The trample is a square. In the northern part of this platform, traces of settlement sacrificial sites were once found. The work on the 22nd was just north of the platform. Cai Linhai of the Qinghai Provincial Institute of Cultural Relics and Archaeology unearthed an orange-red pottery bowl.

This kind of pottery bowl can be seen everywhere in the Lajia ruins. It is very common and extraordinary. When the soil in the bowl is poured, it is found to be white noodles.

The relics have been weathered, leaving only a thin skin, but the noodle-like shape remains the same, with a length of tens of centimetres. The experienced researcher Ye Maolin quickly put the noodle-like relics back into the bowl, covered the soil intact, did some simple treatments, and brought them back to Beijing.

After Ye Maolin asked researcher Lu Houyuan from the Institute of Geology and Geophysics of the Chinese Academy of Sciences to do the ancient work. In botanical identification, researcher Lu Houyuan used a technique called plant silicate to identify this noodle-like relic.

It is indeed food noodles, but it is not noodles made with the wheat flour we use today, but with millet and a small amount. It is made of millet, figuratively speaking, it is a bowl of miscellaneous noodles.

The so-called plant silicate technology means that the roots of plants absorb silicon during the growth process. They accumulate in the tissue cells of the plant in the form of hydrated silicon and aggregate into various forms of opal minerals. This is plant silicate.

It is generally deposited in situ and can be stored for a long time. Different plant types have different plant silicates. Therefore, plant silicates can be used to distinguish plant families, genera and even species.

Experts estimate that this bowl of noodles may be used for sacrifices. It was placed at the ceremonial place in the square. When an earthquake occurred, the pottery bowl was inverted in the soil, sealing the pottery bowl and isolating the air, so the noodles were well preserved. . What a blessing! The nightmare earthquake destroyed everything but saved us a bowl of precious noodles.

This is a bowl of noodles 4000 years ago! It is the oldest noodle found in the world so far.

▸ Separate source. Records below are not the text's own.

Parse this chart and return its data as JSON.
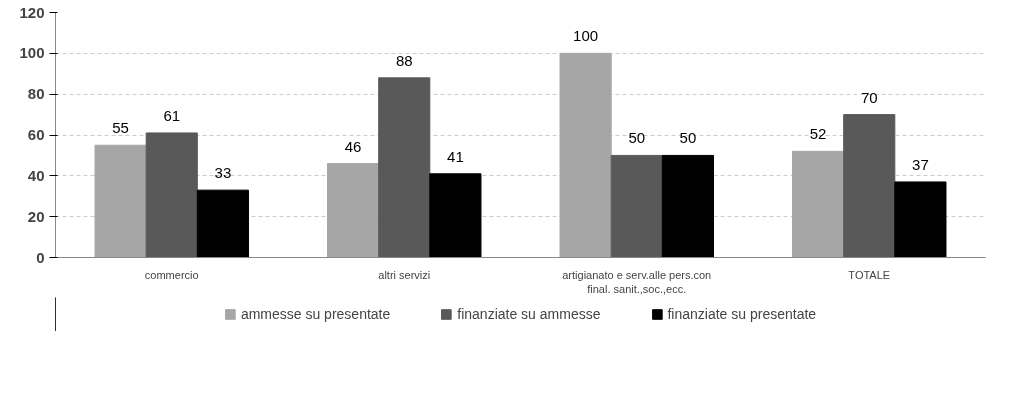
{
  "chart_data": {
    "type": "bar",
    "categories": [
      "commercio",
      "altri servizi",
      "artigianato e serv.alle pers.con final. sanit.,soc.,ecc.",
      "TOTALE"
    ],
    "series": [
      {
        "name": "ammesse su presentate",
        "color": "#a6a6a6",
        "values": [
          55,
          46,
          100,
          52
        ]
      },
      {
        "name": "finanziate su ammesse",
        "color": "#595959",
        "values": [
          61,
          88,
          50,
          70
        ]
      },
      {
        "name": "finanziate su presentate",
        "color": "#000000",
        "values": [
          33,
          41,
          50,
          37
        ]
      }
    ],
    "ylim": [
      0,
      120
    ],
    "yticks": [
      0,
      20,
      40,
      60,
      80,
      100,
      120
    ],
    "grid": "y",
    "legend": "bottom",
    "data_labels": true
  }
}
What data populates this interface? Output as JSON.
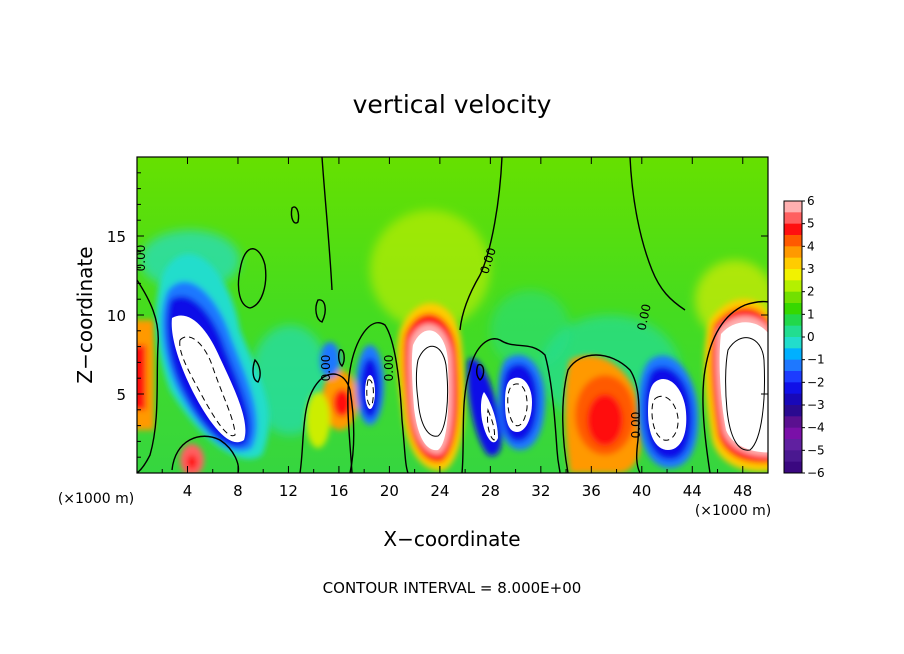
{
  "chart_data": {
    "type": "heatmap",
    "title": "vertical velocity",
    "xlabel": "X−coordinate",
    "ylabel": "Z−coordinate",
    "x_unit": "(×1000 m)",
    "y_unit": "(×1000 m)",
    "xlim": [
      0,
      50
    ],
    "ylim": [
      0,
      20
    ],
    "xticks": [
      "4",
      "8",
      "12",
      "16",
      "20",
      "24",
      "28",
      "32",
      "36",
      "40",
      "44",
      "48"
    ],
    "xtick_values": [
      4,
      8,
      12,
      16,
      20,
      24,
      28,
      32,
      36,
      40,
      44,
      48
    ],
    "yticks": [
      "5",
      "10",
      "15"
    ],
    "ytick_values": [
      5,
      10,
      15
    ],
    "footer": "CONTOUR INTERVAL = 8.000E+00",
    "contour_label": "0.00",
    "colorbar": {
      "ticks": [
        "6",
        "5",
        "4",
        "3",
        "2",
        "1",
        "0",
        "−1",
        "−2",
        "−3",
        "−4",
        "−5",
        "−6"
      ],
      "tick_values": [
        6,
        5,
        4,
        3,
        2,
        1,
        0,
        -1,
        -2,
        -3,
        -4,
        -5,
        -6
      ],
      "colors": [
        "#ffb0b0",
        "#ff6060",
        "#ff1010",
        "#ff5a00",
        "#ff9900",
        "#ffcc00",
        "#f2f200",
        "#b4f000",
        "#72e000",
        "#36d800",
        "#22d84a",
        "#22dd90",
        "#22ddcc",
        "#00b0ff",
        "#1e78ff",
        "#1c3cff",
        "#1010e8",
        "#1808b8",
        "#2a0a90",
        "#5a1090",
        "#7a10a8",
        "#6020a0",
        "#4a1890",
        "#3a0880"
      ]
    },
    "field": [
      {
        "x": 4.5,
        "z": 6.5,
        "w": -9.0,
        "type": "downdraft core"
      },
      {
        "x": 6.5,
        "z": 4.5,
        "w": -8.0,
        "type": "downdraft core"
      },
      {
        "x": 18.5,
        "z": 5.0,
        "w": -6.5,
        "type": "downdraft core"
      },
      {
        "x": 23.0,
        "z": 5.5,
        "w": -9.0,
        "type": "downdraft core"
      },
      {
        "x": 30.5,
        "z": 4.5,
        "w": -8.0,
        "type": "downdraft core"
      },
      {
        "x": 42.0,
        "z": 3.5,
        "w": -8.0,
        "type": "downdraft core"
      },
      {
        "x": 48.0,
        "z": 6.0,
        "w": -9.0,
        "type": "downdraft core"
      },
      {
        "x": 37.0,
        "z": 3.5,
        "w": 4.5,
        "type": "updraft"
      },
      {
        "x": 0.4,
        "z": 5.5,
        "w": 4.0,
        "type": "updraft"
      },
      {
        "x": 16.5,
        "z": 4.0,
        "w": 4.0,
        "type": "updraft"
      },
      {
        "x": 22.0,
        "z": 18.0,
        "w": 1.5,
        "type": "updraft aloft"
      }
    ]
  }
}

In October 2005, the world’s authoritative scientific magazine, the British “Nature”, published the research results of Ye Maolin and Lu Houyuan. This is an affirmation of their years of hard work and a demonstration of the value of the Lajia site.

Qinghai Lajia National Archaeological Site

Talking about his work, Ye Maolin was very humble. He said this: “Over the years, there have been some new discoveries and new developments in the excavations of the Lajia site almost every year. Of course, this is mainly because the Lajia site is important.

The special burial phenomenon and the special preservation environment of China contain rich connotations and precious remains. As long as the ground is broken, special new discoveries may appear. Our work only conforms to the actual situation.”